Prewhitening indirectly controls for the effects of unmeasured factors that affect the level, over time, of a dependent series prior to occurrence of the intervention (e.g., the Russian death rates prior to the fall of the Soviet Union in December 1991). The intervention component reveals whether or not there is any systematic change in the level of each of the death-rate series after the dissolution of the Soviet Union once the influence of the these unmeasured factors is partialled out.

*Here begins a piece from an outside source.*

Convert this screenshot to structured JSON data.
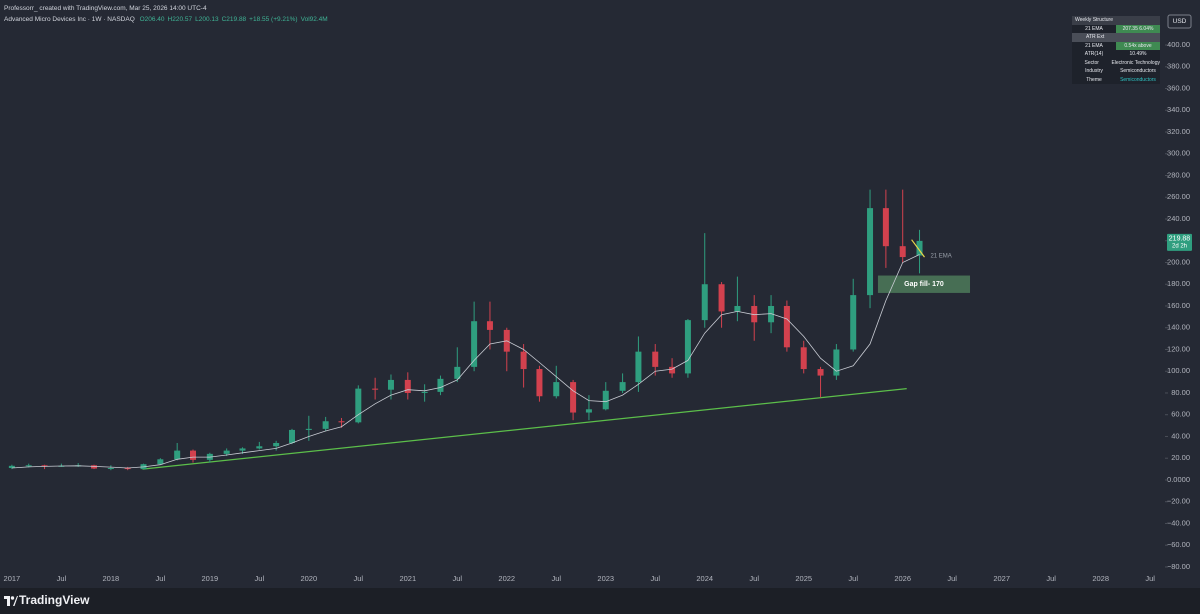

In the absence of tangible indicators of variables derived from competing explanations, this is the most efficacious strategy for establishing a causal relationship between an “historical event” and an outcome of interest (Box & Tiao, 1975; Hibbs, 1977).

3

Given that our hypothesis is unidirectional (i.e., we predict that the intervention will produce an increase in each of the death rate series), we used a one-tailed test of statistical significance.

4

We wish to make it clear, however, that we do not believe it is individualism (or, in Durkheimian terms, egoism) that is associated with increases in rates of violence and other forms of deviance. O'Brien and Stockard (2006), for example, carefully show that Durkheim did not expect egoistic and anomic homicides to move in parallel directions since they result from opposing forces. Instead, we believe that the anomie and social deregulation brought about by the sudden transition and rapid social change is associated with the increase in rates of crime and deviance.

5

Admittedly, the relatively swift return of the Russian suicide rate to its late-Soviet level is also problematic for social deregulation theory. We are hesitant to speculate as to why the functional form for the transfer model for the suicide series differs from that reported for the homicide and alcohol-related death series. Nonetheless, it is important to recall that the intervention produced a positive and lasting effect (as indicated by the zero-order transfer function) on the homicide and alcohol-related death series. Further, we note that in the years following 2002 (i.e., the final year of our analyses undertaken here), rates of all three causes of death have either increased or remained stable at their high levels. Thus, viewed in their totality, we conclude that it is appropriate to interpret the results from the ARIMA analyses as being more consistent with a social deregulation relative to a material hardship explanation.